WartaNiaga.ID – Artikel opini WANI edisi kali ini, topik utamanya: Strategi Hilirisasi dari Desa: Ikhtiar Gubernur Mirza Menjaga Kedaulatan Pangan Lampung.
Hilirisasi dari Desa: Ikhtiar Gubernur Mirza Menjaga Kedaulatan Pangan Lampung
Oleh: Mahendra Utama*
Kedaulatan pangan bukan sekadar angka produktivitas di atas kertas, melainkan soal bagaimana petani berdaulat atas hasil jerih payahnya sendiri.
Di Lampung Selatan, sebuah langkah konkret tengah dipacu: memperpendek jarak antara panen dan nilai tambah melalui teknologi bed dryer.

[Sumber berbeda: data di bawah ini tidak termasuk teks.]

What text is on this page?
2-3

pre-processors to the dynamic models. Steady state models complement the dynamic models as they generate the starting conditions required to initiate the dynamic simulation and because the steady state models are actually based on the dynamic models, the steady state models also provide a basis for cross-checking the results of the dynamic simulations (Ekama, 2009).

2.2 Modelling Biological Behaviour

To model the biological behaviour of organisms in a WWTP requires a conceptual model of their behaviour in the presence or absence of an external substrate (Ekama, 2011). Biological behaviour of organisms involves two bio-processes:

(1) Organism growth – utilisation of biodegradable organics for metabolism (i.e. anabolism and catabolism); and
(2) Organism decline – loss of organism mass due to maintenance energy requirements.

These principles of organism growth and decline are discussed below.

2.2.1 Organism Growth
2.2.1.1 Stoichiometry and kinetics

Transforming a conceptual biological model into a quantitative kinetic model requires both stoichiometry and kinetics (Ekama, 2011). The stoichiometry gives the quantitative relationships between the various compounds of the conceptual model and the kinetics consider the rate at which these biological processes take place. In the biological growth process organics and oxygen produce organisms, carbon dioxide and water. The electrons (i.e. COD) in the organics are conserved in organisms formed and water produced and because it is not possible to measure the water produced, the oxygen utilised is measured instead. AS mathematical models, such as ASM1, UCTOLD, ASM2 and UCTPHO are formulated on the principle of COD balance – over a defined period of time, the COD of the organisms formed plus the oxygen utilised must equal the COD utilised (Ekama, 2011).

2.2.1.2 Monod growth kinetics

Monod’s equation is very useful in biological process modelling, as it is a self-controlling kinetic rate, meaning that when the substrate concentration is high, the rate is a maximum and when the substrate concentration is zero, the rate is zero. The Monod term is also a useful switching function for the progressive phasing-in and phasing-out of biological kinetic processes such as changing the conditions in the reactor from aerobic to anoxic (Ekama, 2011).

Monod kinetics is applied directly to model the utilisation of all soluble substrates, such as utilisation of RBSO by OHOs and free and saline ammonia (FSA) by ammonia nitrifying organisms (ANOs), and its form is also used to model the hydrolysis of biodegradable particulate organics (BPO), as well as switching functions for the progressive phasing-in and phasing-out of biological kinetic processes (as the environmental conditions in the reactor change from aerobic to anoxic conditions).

Menjemput Aspirasi di Akar Rumput
Perjalanan survei di Kecamatan Kalianda, Ketapang, Candipuro, Sragi, Penengahan, hingga Katibung mengungkap realitas sosiologis yang kuat.
Dialog langsung dengan Gapoktan, Poktan, KTNA, dan Koperasi Desa bukan sekadar formalitas birokrasi, melainkan upaya memvalidasi kebutuhan infrastruktur pascapanen.
Dalam memastikan bantuan tepat sasaran, tim teknis turun langsung ke lima titik tersebut. Sinergi ini dipimpin oleh Hendra (Kepala Bidang di Dinas Perindustrian dan Perdagangan Lampung), bersama jajaran Tim Percepatan Pembangunan (TPP) Gubernur Bidang Pertanian, yakni Robby Herdian dan Aswin Tama, serta saya sendiri sebagai TPP Gubernur Bidang Perindustrian dan Perdagangan.
Kehadiran tim lintas sektoral ini menunjukkan bahwa komitmen Gubernur Rahmat Mirzani Djausal bukan sekadar janji politik, melainkan kerja teknis yang terukur.
Teori Nilai Tambah dan Efisiensi Pascapanen
Dalam disiplin ekonomi pertanian, hilirisasi di tingkat desa adalah penerapan nyata dari Teori Nilai Tambah (Value Added Theory). Menurut Nicholas Georgescu-Roegen, efisiensi dalam aliran material sangat menentukan keberlanjutan ekonomi.
Tanpa teknologi pengeringan, petani terjebak dalam “siklus keterpaksaan” menjual gabah atau jagung basah dengan harga rendah.
“Pembangunan pertanian yang tangguh membutuhkan penguatan pada sektor hilir untuk memastikan surplus produksi tidak terbuang sia-sia akibat penanganan pascapanen yang buruk.”
Data menunjukkan bahwa Lampung tetap menjadi lumbung pangan nasional. Namun, tantangan perubahan iklim membuat proses pengeringan alami semakin tidak menentu.
Kehadiran bed dryer mekanis yang telah terealisasi di 34 titik pada 2025 dan akan dilanjutkan pada 2026 di 82-100 titik memungkinkan petani mengatur standar kualitas secara mandiri.
Hilirisasi: Bukan Lagi Opsi, Tapi Keharusan
Fokus pada tiga komoditas utama Padi, Jagung, dan Singkong di Lampung Selatan adalah pilihan strategis. Berdasarkan dialog intensif yang dilakukan Hendra, Robby Herdian, dan Aswin Tama bersama para pelaku pertanian, ditemukan insight bahwa masyarakat sangat mendambakan istiqomah-nya kepemimpinan yang berpihak pada nasib petani.
Hilirisasi di tingkat desa melalui BUMDes dan Gapoktan sejalan dengan visi Gubernur Mirza untuk memperkuat ekonomi kerakyatan.
Temuan lapangan ini akan dikonversi menjadi laporan komprehensif kepada Kepala Dinas Perindustrian dan Perdagangan serta Gubernur Lampung.
Tujuannya satu: memastikan setiap butir padi, jagung, dan singkong dari tanah Lampung memiliki nilai ekonomi maksimal bagi penanamnya, sekaligus memperkuat fondasi industri berbasis desa. (*)
———————————————————–
*Penulis Mahendra Utama adalah Pemerhati Pembangunan dan TPP Gubernur Lampung Bidang Perindustrian dan Perdagangan.